The rate of Arbor’s 30-plus-day delinquencies in its CLO book was 1.2% as of January and remains so today, he said. Sixty-day delinquencies are down to 0.8%, “so it’s very, very nominal,” Kaufman said. 

Laws said that he was pleased with Arbor’s earnings report Friday, especially the 30- and 60-day delinquency numbers.

“I think that people had heightened concerns because of those inaccurate numbers, and it was good to see Arbor clear the air,” Laws said.

Laws said runoff, or borrowers paying down debt through repayments, of $817.4M in Q4 showed that loans aren't getting stuck on the balance sheet. Meanwhile, share count was flat for the quarter, meaning Arbor didn't feel the need to sell more shares to raise capital, and it is reassuring that Arbor has enough liquidity given the stress in the market and in its portfolio, he said. 
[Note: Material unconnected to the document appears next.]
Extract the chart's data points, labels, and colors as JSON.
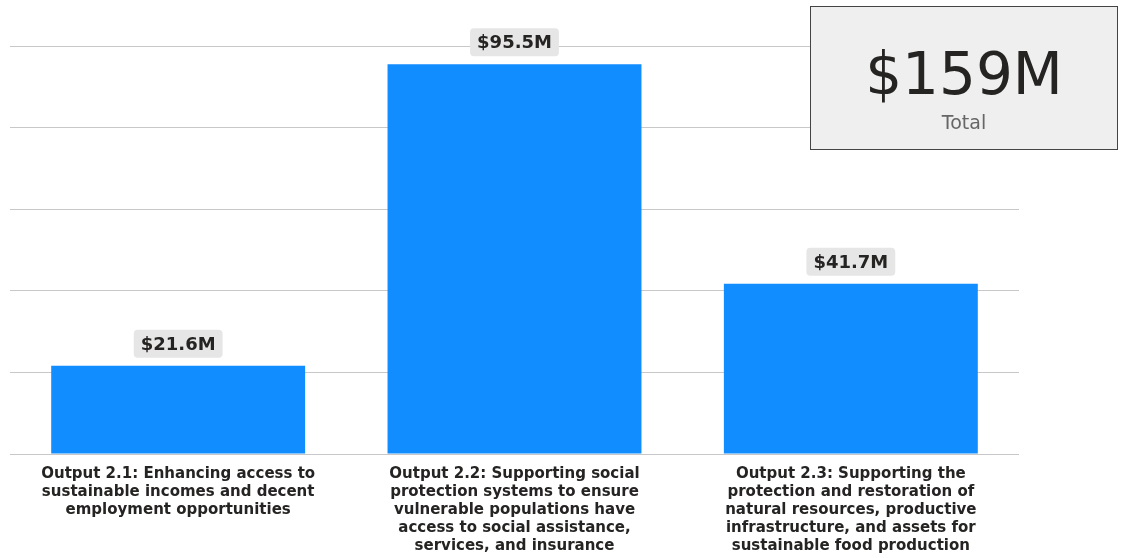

“We’re not out of the woods yet. … There’s still work to do,” Laws said, adding that the results gave analysts some solace given the concerns heading into the most recent quarter.

Laws said there is ample liquidity and potential equity sponsors interested in the multifamily market right now, pointing to $250B of private equity capital now set aside to invest in commercial real estate, half of it allocated for multifamily.

Arbor has many tools at its disposal to handle distress, including refinancing, agency takeouts through Arbor’s Fannie Mae or Freddie Mac programs, modifications and replacing the equity sponsor, he said.

The latter option is what Arbor did when it foreclosed on a $229M portfolio of multifamily properties in Houston last year and foreclosed on more this quarter, Laws said.

Asked about the “slumlord” label short seller Viceroy slapped on the company and whether Arbor was worried assets and loans in its portfolio were of insufficient quality to be refinanced into permanent Freddie Mac or Fannie Mae loans, Kaufman said Arbor's sole motivation for making bridge loans was to turn them into agency loans.

“You have to have a quality sponsor and you have to have a quality asset. So our idea, of course, is that every sponsor that we take on is going to perform correctly,” he said. “Not all sponsors do that, and ... sometimes they'll be a sponsor who couldn't hit his business plan or who had all the problems or isn't what we thought and they don't qualify. That's just the way it goes. Nobody is perfect.”

But Arbor expects to convert between 75% and 80% of its loans to agency status and sell the rest to new ownership, he said.